Comment évaluer la cardio d’un boxeur pour les rounds de fin

Les signaux qui crient « fatigue »

Première chose : la respiration. Une bouffée courte, un souffle qui se transforme en râle, c’est le signal d’alarme. Si le boxeur doit compter jusqu’à dix pour reprendre son souffle, la réserve d’oxygène s’amenuise à vue d’œil. Et là, on parle déjà d’un déficit qui va exploser dans les dernières minutes.

Ensuite, la vitesse d’exécution. Un jab qui ralentit, un crochet qui devient bancal, c’est le corps qui dit « j’en peux plus ». Le chrono ne ment pas : dès le 8e round, le compte des frappes chute de 15 % en moyenne chez les athlètes non conditionnés.

Regardez aussi le regard. Un œil qui vacille, un focus qui décroît, c’est le cerveau qui commence à déléguer le contrôle à la partie primitive. Le boxeur n’est plus que réaction, plus de stratégie.

Tests sur le ring, fast‑track

Le test du sac à 3 minutes, non‑stop, avec 30 secondes de pause entre chaque round, donne un aperçu brutal. Notez le nombre de coups par minute (CPM). Si le CPM baisse de plus de 20 % entre le premier et le dernier round, la cardio flanche gravement.

Le « spirit drill » : trois rounds de shadow boxing à 100 % d’intensité, suivi d’un round de récupération active (footwork uniquement).
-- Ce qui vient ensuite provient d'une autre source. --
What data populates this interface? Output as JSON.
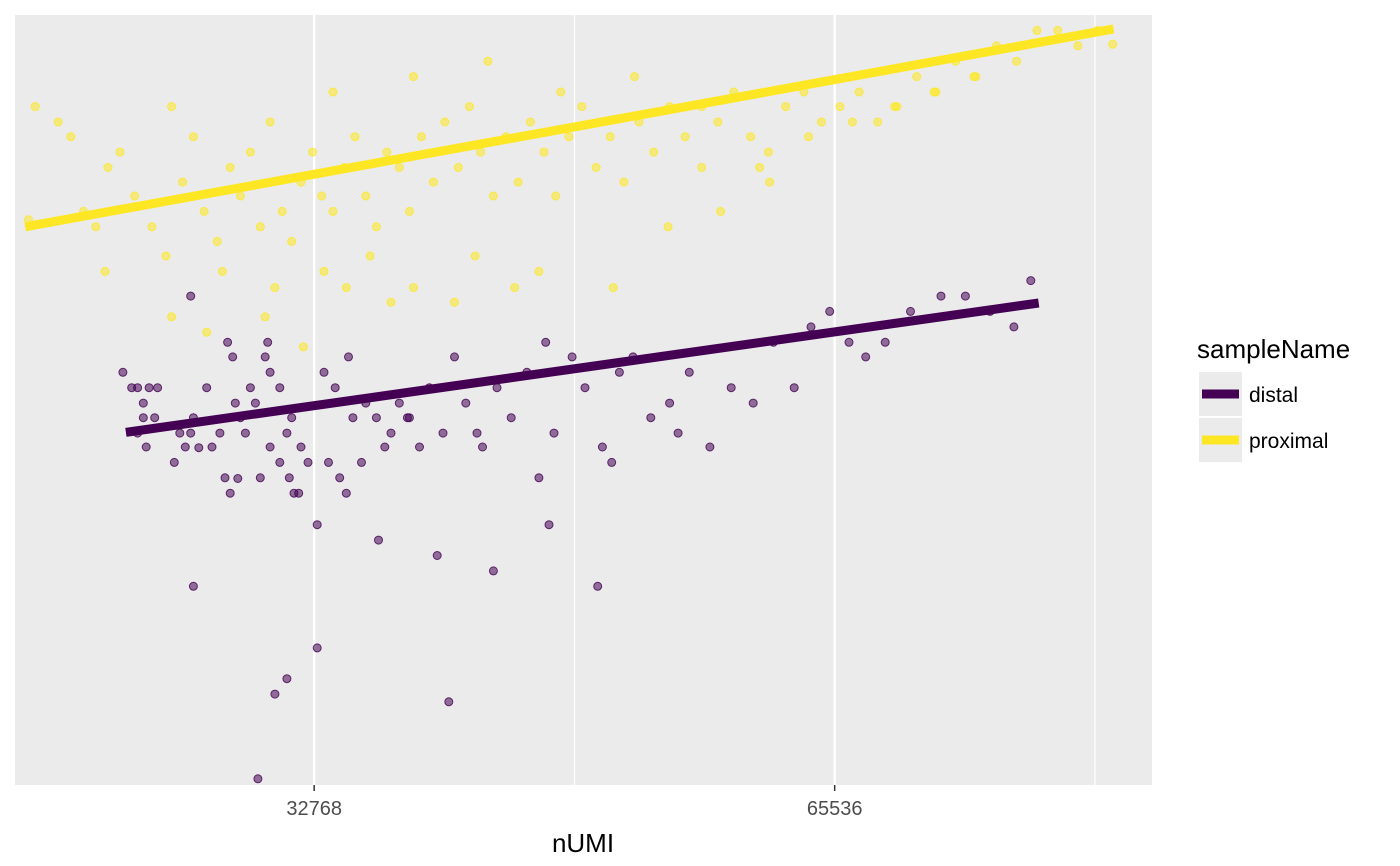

Le cœur doit rester dans la zone 140‑160 bpm. S’il dépasse 175 bpm, le système cardio‑vasculaire est sous tension.

Utiliser la technologie

Un simple cardio‑trackeur, comme le Polar Vantage, synchronisé à une appli, suffit. Mettez‑vous au défi : atteignez 180 bpm pendant le 12e round et surveillez la récupération en 30 secondes. Si le rythme ne retombe pas sous les 130 bpm, il y a un problème de récupération.

Et n’oubliez pas le parissurlaboxe.com qui propose des protocoles de tests spécifiques aux boxeurs de compétition. L’accès à des bases de données de performances vous mettra sur la bonne trajectoire.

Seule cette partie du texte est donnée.